Die US-Zollpolitik änderte sich jedoch: Zunächst wurde die Zollbefreiung für geringwertige Sendungen aus China abgeschafft. Später hängte Washington die Befreiung für geringwertige Sendungen nicht nur für China, sondern für alle Länder auf. Damit fiel einer der Hauptvorteile einer Verlagerung nach Vietnam weg.
Die Mietfläche von Shein in Vietnam wurde von ursprünglich 15 Hektar auf 6 Hektar reduziert.
Mit der Aufhebung der Zollbefreiung für alle Länder schwand der Vorteil einer vietnamesischen Exportbasis. Gleichzeitig fielen einige der sehr hohen US-Zölle auf chinesische Produkte im gleichen Zeitraum, was den Kostenunterschied zwischen China und Vietnam verkleinerte.
Zudem erwies sich das Produktionssystem von Shein, das auf Geschwindigkeit und kleinen Chargen basiert, außerhalb Chinas als schwer operierbar. In China können Zulieferer Millionen verschiedener Produkte in extrem kleinen Mengen produzieren und innerhalb weniger Tage liefern. In Vietnam war es schwierig, dieselbe Produktionsflexibilität aufzubauen.
In Vietnam gab es Schwierigkeiten, Arbeitskräfte zu finden, die für niedrige Löhne lange Arbeitszeiten leisten, und die Produktionseffizienz erreichte nicht das Niveau Chinas. Infolgedessen begannen einige chinesische Zulieferer, die nach Vietnam gezogen waren, wieder in Produktionsgebiete um Guangzhou zurückzukehren.
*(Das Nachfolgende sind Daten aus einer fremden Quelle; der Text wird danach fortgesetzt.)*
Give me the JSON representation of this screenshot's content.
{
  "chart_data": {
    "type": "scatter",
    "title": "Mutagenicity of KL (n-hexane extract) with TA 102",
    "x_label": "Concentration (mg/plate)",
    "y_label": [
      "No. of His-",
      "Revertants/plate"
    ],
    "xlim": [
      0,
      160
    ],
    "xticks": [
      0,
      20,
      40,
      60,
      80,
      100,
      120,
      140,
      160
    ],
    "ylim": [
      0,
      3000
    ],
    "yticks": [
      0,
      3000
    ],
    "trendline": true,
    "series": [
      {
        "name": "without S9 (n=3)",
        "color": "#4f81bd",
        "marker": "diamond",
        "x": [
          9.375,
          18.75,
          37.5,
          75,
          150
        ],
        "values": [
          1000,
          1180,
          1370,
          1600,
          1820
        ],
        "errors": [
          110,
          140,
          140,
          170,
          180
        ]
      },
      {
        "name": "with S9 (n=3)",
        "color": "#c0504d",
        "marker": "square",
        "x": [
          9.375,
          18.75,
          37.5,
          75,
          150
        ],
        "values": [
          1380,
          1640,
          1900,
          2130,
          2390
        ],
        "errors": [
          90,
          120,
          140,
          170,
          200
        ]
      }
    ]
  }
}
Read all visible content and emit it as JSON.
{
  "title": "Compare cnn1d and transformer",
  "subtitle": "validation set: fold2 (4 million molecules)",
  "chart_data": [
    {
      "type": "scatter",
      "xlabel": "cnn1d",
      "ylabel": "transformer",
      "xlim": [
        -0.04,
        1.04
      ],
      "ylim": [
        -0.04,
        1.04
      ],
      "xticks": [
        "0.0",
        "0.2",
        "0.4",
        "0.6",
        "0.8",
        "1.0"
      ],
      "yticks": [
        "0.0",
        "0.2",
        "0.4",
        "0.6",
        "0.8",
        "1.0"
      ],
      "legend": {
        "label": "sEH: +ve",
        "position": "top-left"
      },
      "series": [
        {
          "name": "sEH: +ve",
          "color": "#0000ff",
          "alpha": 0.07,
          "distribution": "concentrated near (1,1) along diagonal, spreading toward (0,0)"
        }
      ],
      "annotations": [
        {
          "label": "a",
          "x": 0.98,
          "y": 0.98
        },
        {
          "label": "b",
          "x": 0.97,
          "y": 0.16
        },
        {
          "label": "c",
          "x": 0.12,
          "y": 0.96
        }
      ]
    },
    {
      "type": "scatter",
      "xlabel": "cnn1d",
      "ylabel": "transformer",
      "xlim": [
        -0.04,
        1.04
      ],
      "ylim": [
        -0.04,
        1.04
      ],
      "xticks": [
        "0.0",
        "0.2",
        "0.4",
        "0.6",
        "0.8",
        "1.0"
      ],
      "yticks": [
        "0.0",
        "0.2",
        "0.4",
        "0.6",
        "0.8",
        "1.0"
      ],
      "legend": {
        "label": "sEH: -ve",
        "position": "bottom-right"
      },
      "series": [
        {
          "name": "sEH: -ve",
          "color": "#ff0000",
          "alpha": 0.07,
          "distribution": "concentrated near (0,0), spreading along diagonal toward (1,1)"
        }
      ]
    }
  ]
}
Das Projekt in Vietnam wandelte sich von einer Expansionsstrategie zu einer Reduzierung der Kapazitäten. Im Zuge dessen begannen Entlassungen bei Shein in Vietnam; in einigen Teams sank die Mitarbeiterzahl Berichten zufolge auf ein Viertel, während die Einrichtung anfangs Arbeitsplätze für Tausende bot.
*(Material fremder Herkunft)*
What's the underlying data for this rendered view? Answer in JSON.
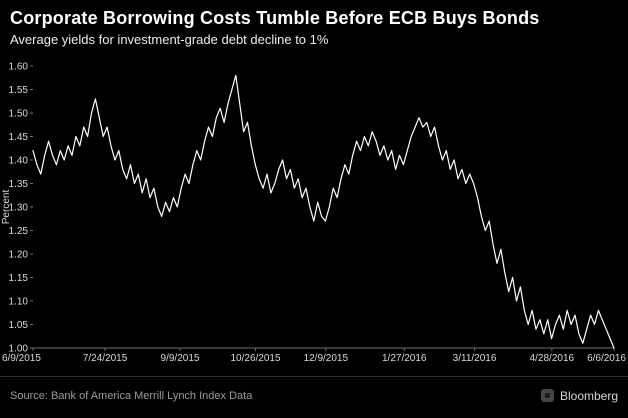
{
  "chart_data": {
    "type": "line",
    "title": "Corporate Borrowing Costs Tumble Before ECB Buys Bonds",
    "subtitle": "Average yields for investment-grade debt decline to 1%",
    "ylabel": "Percent",
    "ylim": [
      1.0,
      1.6
    ],
    "grid": false,
    "legend_position": "none",
    "y_ticks": [
      "1.60",
      "1.55",
      "1.50",
      "1.45",
      "1.40",
      "1.35",
      "1.30",
      "1.25",
      "1.20",
      "1.15",
      "1.10",
      "1.05",
      "1.00"
    ],
    "x_ticks": [
      {
        "label": "6/9/2015",
        "pos": 0
      },
      {
        "label": "7/24/2015",
        "pos": 0.124
      },
      {
        "label": "9/9/2015",
        "pos": 0.253
      },
      {
        "label": "10/26/2015",
        "pos": 0.383
      },
      {
        "label": "12/9/2015",
        "pos": 0.504
      },
      {
        "label": "1/27/2016",
        "pos": 0.639
      },
      {
        "label": "3/11/2016",
        "pos": 0.76
      },
      {
        "label": "4/28/2016",
        "pos": 0.893
      },
      {
        "label": "6/6/2016",
        "pos": 1
      }
    ],
    "values": [
      1.42,
      1.39,
      1.37,
      1.41,
      1.44,
      1.41,
      1.39,
      1.42,
      1.4,
      1.43,
      1.41,
      1.45,
      1.43,
      1.47,
      1.45,
      1.5,
      1.53,
      1.49,
      1.45,
      1.47,
      1.43,
      1.4,
      1.42,
      1.38,
      1.36,
      1.39,
      1.35,
      1.37,
      1.33,
      1.36,
      1.32,
      1.34,
      1.3,
      1.28,
      1.31,
      1.29,
      1.32,
      1.3,
      1.34,
      1.37,
      1.35,
      1.39,
      1.42,
      1.4,
      1.44,
      1.47,
      1.45,
      1.49,
      1.51,
      1.48,
      1.52,
      1.55,
      1.58,
      1.52,
      1.46,
      1.48,
      1.43,
      1.39,
      1.36,
      1.34,
      1.37,
      1.33,
      1.35,
      1.38,
      1.4,
      1.36,
      1.38,
      1.34,
      1.36,
      1.32,
      1.34,
      1.3,
      1.27,
      1.31,
      1.28,
      1.27,
      1.3,
      1.34,
      1.32,
      1.36,
      1.39,
      1.37,
      1.41,
      1.44,
      1.42,
      1.45,
      1.43,
      1.46,
      1.44,
      1.41,
      1.43,
      1.4,
      1.42,
      1.38,
      1.41,
      1.39,
      1.42,
      1.45,
      1.47,
      1.49,
      1.47,
      1.48,
      1.45,
      1.47,
      1.43,
      1.4,
      1.42,
      1.38,
      1.4,
      1.36,
      1.38,
      1.35,
      1.37,
      1.35,
      1.32,
      1.28,
      1.25,
      1.27,
      1.22,
      1.18,
      1.21,
      1.16,
      1.12,
      1.15,
      1.1,
      1.13,
      1.08,
      1.05,
      1.08,
      1.04,
      1.06,
      1.03,
      1.06,
      1.02,
      1.05,
      1.07,
      1.04,
      1.08,
      1.05,
      1.07,
      1.03,
      1.01,
      1.04,
      1.07,
      1.05,
      1.08,
      1.06,
      1.04,
      1.02,
      1.0
    ],
    "colors": {
      "line": "#ffffff",
      "background": "#000000",
      "tick_text": "#d9d9d9",
      "axis": "#6e6e6e"
    }
  },
  "footer": {
    "source": "Source: Bank of America Merrill Lynch Index Data",
    "brand": "Bloomberg"
  }
}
Fokus auf die Region Guangdong
Shein plant nun, mehr als 10 Milliarden Yuan (etwa 1,5 Milliarden US-Dollar) in ein intelligentes Lieferkettensystem in der Region Guangdong zu investieren. Guangzhou und die umliegenden Gebiete bilden das Herzstück des Produktionsmodells von Shein.
Tausende kleiner Textilproduzenten, die eng beieinander in der Region tätig sind, ermöglichen es Shein, selbst sehr kleine Aufträge schnell in Produktion zu setzen.
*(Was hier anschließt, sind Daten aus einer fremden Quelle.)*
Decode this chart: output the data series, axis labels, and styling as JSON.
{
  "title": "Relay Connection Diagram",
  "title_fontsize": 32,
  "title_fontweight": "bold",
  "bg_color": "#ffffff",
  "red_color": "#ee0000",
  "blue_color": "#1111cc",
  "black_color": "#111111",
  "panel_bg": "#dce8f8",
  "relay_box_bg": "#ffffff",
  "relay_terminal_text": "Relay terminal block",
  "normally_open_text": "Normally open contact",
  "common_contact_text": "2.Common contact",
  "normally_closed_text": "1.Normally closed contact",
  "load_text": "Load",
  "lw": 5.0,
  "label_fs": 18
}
Die niedrigsten Löhne bedeuten nicht immer die niedrigsten Gesamtkosten
Der Fall verdeutlicht, dass die niedrigsten Löhne nicht immer die geringsten Gesamtkosten bedeuten; Geschwindigkeit, Lieferantendichte, Logistik und die Fähigkeit, auf kleine Bestellungen zu reagieren, bestimmen ebenfalls die Fabrikwahl.
Die Rückkehr nach China löst jedoch nicht alle Probleme von Shein. Das Unternehmen sieht sich einem Wettbewerb durch Plattformen wie Temu und Amazon gegenüber, was den Herstellern mehr Optionen bietet. Einige Zulieferer von Shein arbeiten aufgrund niedriger Gewinnmargen zudem bereits mit anderen Plattformen zusammen.
Die Entwicklung zeigt, dass die Produktion nicht einseitig aus China abwandert. US-Zollentscheidungen, die sich in weniger als einem Jahr änderten, verdeutlichen, dass milliardenschwere Investitionen in Lieferketten nicht nur von Produktionskosten, sondern auch von der Geschwindigkeit politischer Entscheidungen abhängen.